De fato, o excesso de consumo não pode ser bom. Não só o excesso, como o gasto financeiro que o acompanha e que é estimulado pelo mercado.

Nós, estudiosos consumeristas que combatemos o consumo exacerbado, desmesurado, descontrolado, desnecessário temos, então, um desafio: encontrar modos de realização dessa utopia. Como tornar as pessoas mais felizes, mais tempo? Talvez, indicando os caminhos da simplicidade; da volta à natureza; do prazer em admirar a beleza das flores e dos jardins; e do sol, quando nasce e quando se põe; e também da lua em todas as suas fases e formas; com a alegria da aproximação com os amigos e da convivência em família, enfim, das coisas que valem a pena, independentemente de estarem sendo anunciadas e vendidas em shopping centers ou lojas reais e virtuais com preços à vista ou a prazo.
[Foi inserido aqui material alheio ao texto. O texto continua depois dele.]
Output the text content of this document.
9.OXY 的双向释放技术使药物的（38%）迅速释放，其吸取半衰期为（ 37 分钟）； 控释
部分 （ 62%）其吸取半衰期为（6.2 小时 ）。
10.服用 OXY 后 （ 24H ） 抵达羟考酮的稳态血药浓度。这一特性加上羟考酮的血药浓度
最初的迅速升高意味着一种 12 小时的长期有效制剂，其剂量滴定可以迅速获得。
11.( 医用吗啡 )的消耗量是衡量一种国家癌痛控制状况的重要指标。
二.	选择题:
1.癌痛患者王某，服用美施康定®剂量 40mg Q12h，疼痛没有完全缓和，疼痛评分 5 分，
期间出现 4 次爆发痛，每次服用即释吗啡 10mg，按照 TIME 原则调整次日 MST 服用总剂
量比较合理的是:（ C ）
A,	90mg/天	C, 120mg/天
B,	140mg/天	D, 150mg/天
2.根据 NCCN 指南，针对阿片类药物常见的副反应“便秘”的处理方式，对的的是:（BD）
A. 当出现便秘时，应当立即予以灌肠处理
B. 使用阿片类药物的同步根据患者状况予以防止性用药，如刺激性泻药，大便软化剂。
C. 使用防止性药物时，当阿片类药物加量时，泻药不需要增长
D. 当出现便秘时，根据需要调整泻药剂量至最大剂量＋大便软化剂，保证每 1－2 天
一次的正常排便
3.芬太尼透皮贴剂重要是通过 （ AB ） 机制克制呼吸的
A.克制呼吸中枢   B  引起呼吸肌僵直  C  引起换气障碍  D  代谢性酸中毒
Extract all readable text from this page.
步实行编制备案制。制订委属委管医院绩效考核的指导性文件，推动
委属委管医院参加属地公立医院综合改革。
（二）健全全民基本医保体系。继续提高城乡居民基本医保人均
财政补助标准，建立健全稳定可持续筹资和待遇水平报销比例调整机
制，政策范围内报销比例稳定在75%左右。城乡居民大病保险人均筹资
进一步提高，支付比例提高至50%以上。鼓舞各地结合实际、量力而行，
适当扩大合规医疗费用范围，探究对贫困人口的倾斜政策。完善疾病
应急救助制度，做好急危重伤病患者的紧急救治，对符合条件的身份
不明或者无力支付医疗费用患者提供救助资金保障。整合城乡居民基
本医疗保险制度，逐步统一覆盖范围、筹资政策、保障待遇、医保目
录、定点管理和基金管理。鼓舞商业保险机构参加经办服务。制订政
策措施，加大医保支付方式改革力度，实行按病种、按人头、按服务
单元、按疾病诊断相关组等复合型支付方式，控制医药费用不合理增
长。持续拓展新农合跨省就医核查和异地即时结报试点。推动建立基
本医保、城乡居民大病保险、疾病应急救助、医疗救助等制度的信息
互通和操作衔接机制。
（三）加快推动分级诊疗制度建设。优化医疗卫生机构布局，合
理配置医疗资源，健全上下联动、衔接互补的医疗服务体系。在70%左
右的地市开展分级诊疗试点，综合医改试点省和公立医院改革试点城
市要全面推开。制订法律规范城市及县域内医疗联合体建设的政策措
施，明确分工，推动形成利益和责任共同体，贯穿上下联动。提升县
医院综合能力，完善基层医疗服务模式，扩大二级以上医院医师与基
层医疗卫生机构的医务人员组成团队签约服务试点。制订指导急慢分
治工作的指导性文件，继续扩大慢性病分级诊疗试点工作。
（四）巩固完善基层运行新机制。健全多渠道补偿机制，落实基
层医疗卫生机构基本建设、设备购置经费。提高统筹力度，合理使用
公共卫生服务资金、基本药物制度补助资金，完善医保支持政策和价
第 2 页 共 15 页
Sei que não incentivar o consumo é algo que vai contra toda política econômica da atualidade, cuja manutenção e crescimento são baseados quase que exclusivamente no consumo e que, aliás, por isso mesmo está destruindo o planeta. Bem, mas não é problema de quem quer ser feliz sem consumir. Se o consumo decrescer por esse motivo - pessoas que estão felizes - certamente encontrar-se-á outro caminho, e até mais justo, equilibrado e que respeite a natureza e as pessoas visando à manutenção do progresso tecnológico e econômico.

Eis, pois, essa teoria para reflexão: mais felicidade, menos consumo.

Para terminar, deixo indicado um texto conhecido de uma placa sobre a felicidade que alguém colocou na porta de entrada de sua casa:

 Todos trazem felicidade a esta casa.

Uns quando entram, outros quando saem.